The report also alleged "inadequate Frontier planning, reporting and invoicing" that hampered the project.

Tomblin’s office kept the report confidential for nearly a year. The Charleston Gazette requested a copy under the state Freedom of Information Act, but state Commerce Secretary Keith Burdette withheld the document, saying it would be "embarrassing to some people." The Gazette later independently obtained the report.

ICF’s report concluded that state officials used $40 million in stimulus funds to build a fragmented high-speed Internet network in West Virginia that solely benefits Frontier. ICF found that the project has "no practical use for the public or competition."

Frontier responded that the report was "worthless," citing letters from a federal agency, the National Telecommunications and Information Administration, which dismissed similar allegations in 2011.
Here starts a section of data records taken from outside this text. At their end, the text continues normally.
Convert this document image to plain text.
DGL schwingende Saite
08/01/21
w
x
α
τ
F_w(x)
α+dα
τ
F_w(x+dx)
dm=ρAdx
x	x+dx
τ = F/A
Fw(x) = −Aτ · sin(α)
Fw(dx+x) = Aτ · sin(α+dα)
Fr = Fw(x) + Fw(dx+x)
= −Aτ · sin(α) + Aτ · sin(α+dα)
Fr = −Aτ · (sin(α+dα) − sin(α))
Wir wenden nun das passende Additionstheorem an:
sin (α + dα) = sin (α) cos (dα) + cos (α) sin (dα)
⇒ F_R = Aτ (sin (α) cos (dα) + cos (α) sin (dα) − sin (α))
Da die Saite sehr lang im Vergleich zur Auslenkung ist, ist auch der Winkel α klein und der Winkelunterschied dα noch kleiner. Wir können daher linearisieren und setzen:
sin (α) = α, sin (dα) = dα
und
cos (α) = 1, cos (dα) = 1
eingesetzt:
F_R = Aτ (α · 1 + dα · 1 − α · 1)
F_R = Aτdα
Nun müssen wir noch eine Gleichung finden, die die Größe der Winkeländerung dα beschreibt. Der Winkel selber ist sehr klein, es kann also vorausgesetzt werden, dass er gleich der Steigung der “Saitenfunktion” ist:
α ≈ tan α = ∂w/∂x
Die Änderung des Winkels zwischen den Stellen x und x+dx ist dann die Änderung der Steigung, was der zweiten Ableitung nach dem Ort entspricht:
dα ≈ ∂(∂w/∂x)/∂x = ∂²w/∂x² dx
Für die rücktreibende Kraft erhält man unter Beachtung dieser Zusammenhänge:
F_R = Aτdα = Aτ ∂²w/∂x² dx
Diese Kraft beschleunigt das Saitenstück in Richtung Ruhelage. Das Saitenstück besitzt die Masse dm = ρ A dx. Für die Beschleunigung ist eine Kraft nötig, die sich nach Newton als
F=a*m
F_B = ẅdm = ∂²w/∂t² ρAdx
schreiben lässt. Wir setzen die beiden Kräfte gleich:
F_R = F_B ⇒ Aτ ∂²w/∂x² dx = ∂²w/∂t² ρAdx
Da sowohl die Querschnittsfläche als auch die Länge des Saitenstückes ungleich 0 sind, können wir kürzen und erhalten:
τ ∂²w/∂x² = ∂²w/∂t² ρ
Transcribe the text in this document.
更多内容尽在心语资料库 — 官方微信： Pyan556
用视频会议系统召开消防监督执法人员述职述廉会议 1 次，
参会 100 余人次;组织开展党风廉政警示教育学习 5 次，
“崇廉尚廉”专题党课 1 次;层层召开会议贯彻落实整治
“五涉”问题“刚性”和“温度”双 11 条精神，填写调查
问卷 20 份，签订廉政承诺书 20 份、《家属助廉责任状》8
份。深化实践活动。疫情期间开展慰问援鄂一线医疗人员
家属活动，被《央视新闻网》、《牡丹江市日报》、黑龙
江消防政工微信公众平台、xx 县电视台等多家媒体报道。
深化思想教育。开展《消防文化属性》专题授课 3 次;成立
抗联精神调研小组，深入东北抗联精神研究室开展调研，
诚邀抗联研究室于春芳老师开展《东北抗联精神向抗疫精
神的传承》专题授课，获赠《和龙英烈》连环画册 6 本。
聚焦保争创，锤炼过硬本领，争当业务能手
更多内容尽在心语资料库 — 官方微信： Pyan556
The inspector general’s request directs state officials to turn over documents that explain why they didn’t ask Frontier to use fiber to connect schools and libraries within the same communities — a practice called "daisy chaining."

U.S. Commerce Department spokesman Clark Reid said Monday the office "neither confirms nor denies investigations."

In January 2013, the Commerce Department’s inspector general released an audit about West Virginia’s use of $24 million in federal stimulus funds to buy Internet routers that connected public facilities to Frontier’s $40 million fiber network. The audit found that the state could have purchased smaller, less-expensive routers for schools, libraries, health clinics, county courthouses and planning agencies. The inspector general reviewed West Virginia’s router purchase at the request of two congressional subcommittees.